You do mention that you think he is talking badly about you to others. I think before you read further into this situation even more, you need to find out more facts about what is and isn't going on. That's what good leaders do. Don't give into the gossip or his unprofessionalism. Rise above it. You clearly do have a lot of skill to be in the position you are. Use those skills to build bridges.

Whatever is going on, I agree that talking to EAP is a good idea. They can help you with the stress of this and figure out proactive and professional ways to handle it all.
 
Ooooooh. I am so sorry man that your attempt to get him down into the fray blew up in your face.

I've done that. (Military). 99% of the time it works perfect (they call you an asshole and then come play), or you take off your blouses fight it out and have a beer after, and things are fine. Either way, 99% of the time things are good.

But that 1% of the time?

You need to eat crow.

Like yesterday. Come in and lay it out that you were playing, and he was serious, and you should have taken him seriously, and you regret your actions and what it has done to your mentorship. Here, from this moment, you want the mentor back that you had and what do you need to do to make things right between you?

Or just step into the role of not having a mentor, and that this guy is going to be on your enemies list for probably the rest of your career.

Either option is a good one. Things happen.

But sadly, there is no lifeHack for getting through to someone via PTSD. Even if you think that's the psych behind this decision of his to go on the warpath instead of smacking you and moving forward as friends is PTSD motivated (and yeah, I can see that too, you're probably a great manager of people since you can see that button you pushed, but it was also a legit move in you bucked authority and he came down like a ton of bricks, just not one you were expecting).
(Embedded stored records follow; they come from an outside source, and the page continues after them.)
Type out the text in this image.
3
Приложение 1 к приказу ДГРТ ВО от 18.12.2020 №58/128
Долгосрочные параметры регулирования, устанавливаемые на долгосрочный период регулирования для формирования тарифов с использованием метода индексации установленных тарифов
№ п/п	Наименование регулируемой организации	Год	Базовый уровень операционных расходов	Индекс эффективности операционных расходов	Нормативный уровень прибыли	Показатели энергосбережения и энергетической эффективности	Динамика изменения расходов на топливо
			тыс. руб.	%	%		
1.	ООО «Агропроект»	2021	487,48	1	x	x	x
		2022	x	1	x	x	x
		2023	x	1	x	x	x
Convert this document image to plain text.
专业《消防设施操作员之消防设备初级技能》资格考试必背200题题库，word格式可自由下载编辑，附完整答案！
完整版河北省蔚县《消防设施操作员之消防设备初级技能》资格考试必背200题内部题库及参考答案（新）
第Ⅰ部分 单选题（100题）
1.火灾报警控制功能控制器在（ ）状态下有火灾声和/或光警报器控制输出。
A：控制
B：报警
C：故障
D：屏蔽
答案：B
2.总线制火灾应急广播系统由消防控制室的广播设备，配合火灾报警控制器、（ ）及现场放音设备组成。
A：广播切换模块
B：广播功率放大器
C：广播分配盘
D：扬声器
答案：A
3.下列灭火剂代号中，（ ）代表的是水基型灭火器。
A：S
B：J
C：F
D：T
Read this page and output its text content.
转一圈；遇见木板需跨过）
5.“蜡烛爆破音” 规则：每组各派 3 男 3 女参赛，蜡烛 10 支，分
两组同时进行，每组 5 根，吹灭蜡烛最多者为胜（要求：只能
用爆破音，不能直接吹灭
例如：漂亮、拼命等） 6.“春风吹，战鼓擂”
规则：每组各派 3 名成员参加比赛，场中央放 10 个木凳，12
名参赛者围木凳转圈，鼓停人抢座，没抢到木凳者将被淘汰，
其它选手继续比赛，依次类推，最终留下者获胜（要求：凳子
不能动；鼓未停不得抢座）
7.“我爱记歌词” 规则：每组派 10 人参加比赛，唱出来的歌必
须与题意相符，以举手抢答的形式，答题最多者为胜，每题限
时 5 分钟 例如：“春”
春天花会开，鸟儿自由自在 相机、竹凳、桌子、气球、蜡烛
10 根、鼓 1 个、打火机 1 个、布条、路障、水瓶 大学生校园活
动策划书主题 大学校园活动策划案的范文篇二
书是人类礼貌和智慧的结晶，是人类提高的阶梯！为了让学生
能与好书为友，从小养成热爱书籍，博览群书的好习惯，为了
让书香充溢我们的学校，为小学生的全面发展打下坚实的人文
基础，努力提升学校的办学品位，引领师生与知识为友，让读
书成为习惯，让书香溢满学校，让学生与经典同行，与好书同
This is one of those things where you have to just accept the status quo, or eat crow and be prepared to be a sub for awhile in order to preserve that friendship. (And later connection as you two rise through, instead of nemesis).

Best of Luck.
 
Its a crap situation but nowhere do I see "THIS IS PTSD!" Anyone would be pissed at that sort of "demotion". Please don't blame it all on PTSD.....there is already too much blamed on the disorder that happens to be coincidental rather than causal.